Pacific Northwest author Jack Patterson writes with the verve that accompanies good journalism: he has written articles for some of our major newspapers such as The New York Times and is the recipient of many journalistic awards. That acumen is evident in his book THE WARREN OMISSIONS (five have dealt with sports, Patterson's obsession since childhood), a mystery thriller with the JFK assassination and controversy at its core. Now Patterson opens a new series – a Brady Hawk Novel, Book 1 – and we are introduced to yet another ongoing highly skilled creation of a character whom we want to follow. Brady Hawk is an operative whose skills and derring-do match any of those committed to books to this date – he is the United States’ top assassin.

One of the many positive aspects of Jack Patterson's books is ability to engage the reader from the first paragraph and then sustain that level of interest until the story is complete. Nowhere is that gift more important than in writing mystery thrillers. For a taste of this new series (a very timely one), the opening of the book follows: ‘Present Day Zaranj, Afghanistan - Brady Hawk jammed a magazine clip into his P226 pistol and set it down on the dusty table. He stared at it for a second, pondering the twisted path that led him to this moment, the one where he geared himself up to go on a killing spree. The last time he’d been in this godforsaken part of the world he was helping people in a substantial way— not masquerading as an English teacher, but getting down in the sand and helping the people who needed it most. This time his help was less tangible but far more important. Hawk concluded the only thing that had really changed was his tactics. Digging wells and teaching people different methods of irrigation were helpful, but it was useless if they were about to be killed by 21st Century marauders who conjured up the spirit of Genghis Kahn. He’d help them again more tangibly in due time. But in the world now, there were more pressing matters— specifically, a terrorist group named Al Hasib. Hawk stepped over the dead body in the middle of his kitchen and strode toward the bathroom. Hawk brushed the dust off the mirror and stared at the man in front of him. Despite his reluctance, his eyes went directly to the scar on the right side of his forehead, a constant reminder of why he was here. His scraggly beard fell well past his neck, a symbol of his feeble attempt to blend into life here. Despite his disdain for the region’s troublemakers, he’d managed to temper his anger, hiding in plain sight— until now.’ And in that short opener Jack has our complete attention held to the last page.

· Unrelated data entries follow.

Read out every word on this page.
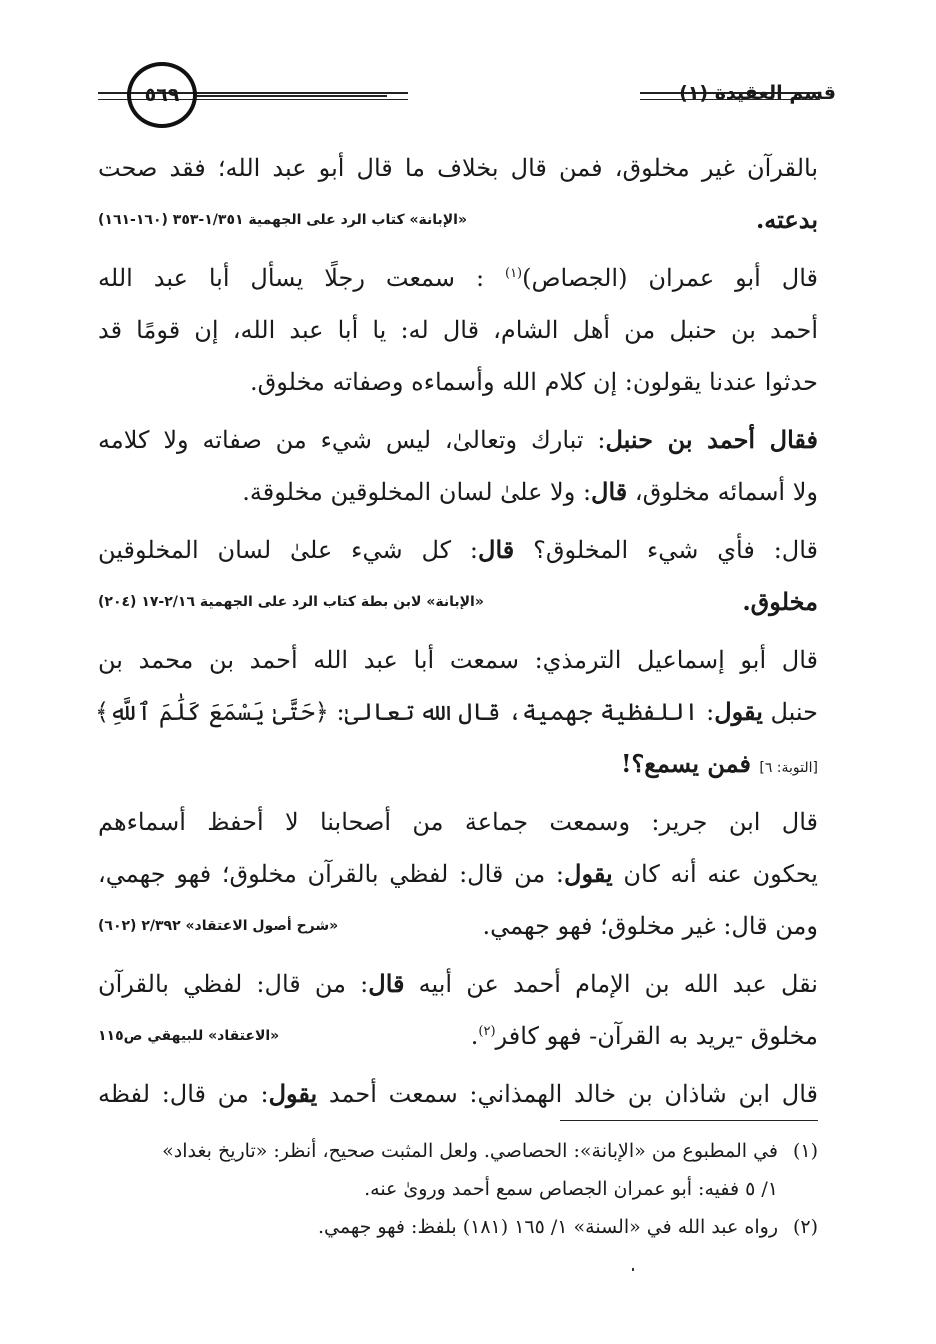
قسم العقيدة (١)
٥٦٩
بالقرآن غير مخلوق، فمن قال بخلاف ما قال أبو عبد الله؛ فقد صحت
بدعته.
«الإبانة» كتاب الرد على الجهمية ١/٣٥١-٣٥٣ (١٦٠-١٦١)
قال أبو عمران (الجصاص)$^{(١)}$ : سمعت رجلًا يسأل أبا عبد الله
أحمد بن حنبل من أهل الشام، قال له: يا أبا عبد الله، إن قومًا قد
حدثوا عندنا يقولون: إن كلام الله وأسماءه وصفاته مخلوق.
فقال أحمد بن حنبل: تبارك وتعالىٰ، ليس شيء من صفاته ولا كلامه
ولا أسمائه مخلوق، قال: ولا علىٰ لسان المخلوقين مخلوقة.
قال: فأي شيء المخلوق؟ قال: كل شيء علىٰ لسان المخلوقين
مخلوق.
«الإبانة» لابن بطة كتاب الرد على الجهمية ٢/١٦-١٧ (٢٠٤)
قال أبو إسماعيل الترمذي: سمعت أبا عبد الله أحمد بن محمد بن
حنبل يقول: اللفظية جهمية، قال الله تعالىٰ: ﴿حَتَّىٰ يَسْمَعَ كَلَٰمَ ٱللَّهِ﴾
[التوبة: ٦] فمن يسمع؟!
قال ابن جرير: وسمعت جماعة من أصحابنا لا أحفظ أسماءهم
يحكون عنه أنه كان يقول: من قال: لفظي بالقرآن مخلوق؛ فهو جهمي،
ومن قال: غير مخلوق؛ فهو جهمي.
«شرح أصول الاعتقاد» ٢/٣٩٢ (٦٠٢)
نقل عبد الله بن الإمام أحمد عن أبيه قال: من قال: لفظي بالقرآن
مخلوق -يريد به القرآن- فهو كافر$^{(٢)}$.
«الاعتقاد» للبيهقي ص١١٥
قال ابن شاذان بن خالد الهمذاني: سمعت أحمد يقول: من قال: لفظه
(١)في المطبوع من «الإبانة»: الحصاصي. ولعل المثبت صحيح، أنظر: «تاريخ بغداد»
١/ ٥ ففيه: أبو عمران الجصاص سمع أحمد وروىٰ عنه.
(٢)رواه عبد الله في «السنة» ١/ ١٦٥ (١٨١) بلفظ: فهو جهمي.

The synopsis: ‘With ruthless terrorist cells multiplying by the day, the head of the snake must be cut off—and Brady Hawk swings a sharp ax. Realizing the ineffectiveness of America’s own counter terrorism unit, Texas senator J.D. Blunt proposes a black ops program that’s so off the books that only a handful of people know about it. Given the reins and funding to construct his own organization, Blunt creates Firestorm and recruits one of the most effective operatives the American government has ever known: Brady Hawk. Working with D.C.-based handler Alex Duncan, Hawk learns the location of the chief bomb maker for the terrorist group Al Hasib and enters into a race against the clock to eliminate him as well as the man behind the cell before they destroy a key U.S. target. But that’s not all Hawk learns. As the son of the world’s most renowned weapons manufacturer, Hawk must also come to terms that maybe his father isn’t who he thinks he is—and neither is Blunt.’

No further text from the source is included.